Generated IO examples will by default be output to the console. Demo:
❯ time ./io --maxv 10 --max-bound 10
Demo mode:
...
program: a <- [int] | b <- tail a | c <- last b | d <- count c b
i: [[6, 5, 4, 9, 8, 2, 4, 0]] o: 1
i: [[3, 5, 5, 3, 8, 5]] o: 3
i: [[8, 9, 9]] o: 2
i: [[4]] o: 0
i: [[6, 8, 7, 8, 8, 2, 8]] o: 4
i: [[7, 4, 2, 2, 3, 0, 2, 2, 2]] o: 5
i: [[8]] o: 0
i: [[3, 1, 0, 3, 7, 8]] o: 1
i: [[3, 7, 7, 4, 7, 7, 6, 7]] o: 5
i: [[1]] o: 0
...
./io --maxv 10 --max-bound 10 4.61s user 0.13s system 107% cpu 4.424 total
To generate IO examples a program from stdin, use the --stdin
flag:
❯ echo "a <- [int] | b <- tail a" | ./io --stdin --maxv 5 --max-bound 5
...
i: [[0, 3, 3, 4, 2, 2, 0]] o: [3, 3, 4, 2, 2, 0]
i: [[3, 3, 2]] o: [3, 2]
i: [[4, 3, 3, 4, 2]] o: [3, 3, 4, 2]
i: [[2, 0]] o: [0]
i: [[3, 2, 4, 1, 0, 1, 0, 2, 2]] o: [2, 4, 1, 0, 1, 0, 2, 2]
i: [[1, 2, 3]] o: [2, 3]
i: [[1, 1, 3, 2]] o: [1, 3, 2]
i: [[3, 1, 1, 1, 0, 3]] o: [1, 1, 1, 0, 3]
i: [[1, 2, 2, 2, 0, 4, 3, 4, 2]] o: [2, 2, 2, 0, 4, 3, 4, 2]
i: [[4, 0, 4]] o: [0, 4]
Programs can also be input via plaintext file:
❯ echo "a <- [int] | b <- head a
a <- [int] | b <- tail a
a <- [int] | b <- tail a | c <- head a | d <- count c b
a <- [int] | b <- tail a | c <- len a | d <- count c b
a <- [int] | b <- tail a | c <- last a | d <- count c b
a <- [int] | b <- tail a | c <- len b | d <- count c b
a <- [int] | b <- tail a | c <- head b | d <- count c b
a <- [int] | b <- tail a | c <- last b | d <- count c b" > programs.txt
❯ ./io --from-txt programs.txt
Or, alternatively, from JSON:
❯ cat programs.json
[
{"source": "a <- [int] | b <- tail a | c <- head a | d <- count c b"},
{"source": "a <- [int] | b <- tail a | c <- len a | d <- count c b"},
{"source": "a <- [int] | b <- tail a | c <- last a | d <- count c b"},
{"source": "a <- [int] | b <- tail a | c <- len b | d <- count c b"},
{"source": "a <- [int] | b <- tail a | c <- head b | d <- count c b"},
{"source": "a <- [int] | b <- tail a | c <- last b | d <- count c b"}
]
❯ ./io --from-json programs.json
To output to json, use the --json
flag.
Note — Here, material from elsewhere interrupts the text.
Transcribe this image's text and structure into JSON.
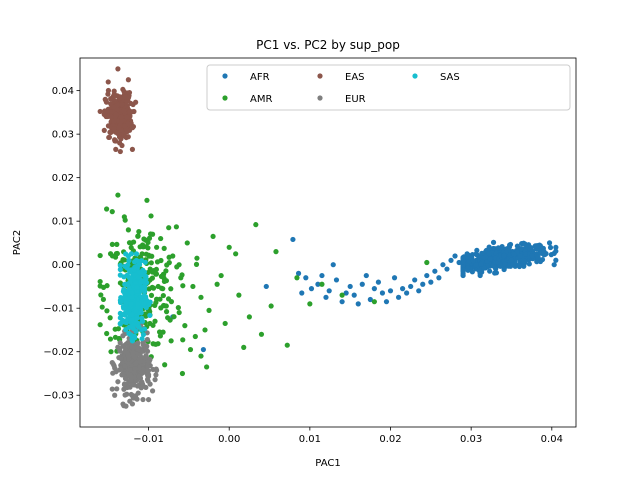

Example:
❯ ./io --json
...
/Users/lcary/w/mit/task-generation/io.json
Note that higher bound values (min/max for input/output values) increase the runtime:
❯ time ./io --maxv 99 --max-bound 99
...
program: a <- int | b <- [int] | c <- count a b
i: [5, [9, 7, 4, 4]] o: 0
i: [8, [3, 8]] o: 1
i: [5, [4, 5, 9, 8, 7, 0, 8, 5]] o: 2
i: [7, [6, 7, 3, 3, 7, 0, 7, 2]] o: 3
i: [1, [33, 1, 1, 7, 3, 6, 1, 9, 1]] o: 4
i: [9, [78, 9, 52, 6, 9, 76, 9, 9, 9]] o: 5
i: [9, [1, 9]] o: 1
i: [0, [8, 0, 0, 17, 0, 0, 5, 3, 0]] o: 5
i: [4, [3]] o: 0
i: [36, [4]] o: 0
...
./io --maxv 99 --max-bound 99 38.44s user 0.19s system 100% cpu 38.374 total
Higher example numbers (-n
) also increase runtime significantly:
❯ time ./io -n 100 > ioexamples.txt
./io -n 100 > ioexamples.txt 68.85s user 0.19s system 100% cpu 1:08.80 total
Run ./io -h
for a complete list of parameterized settings.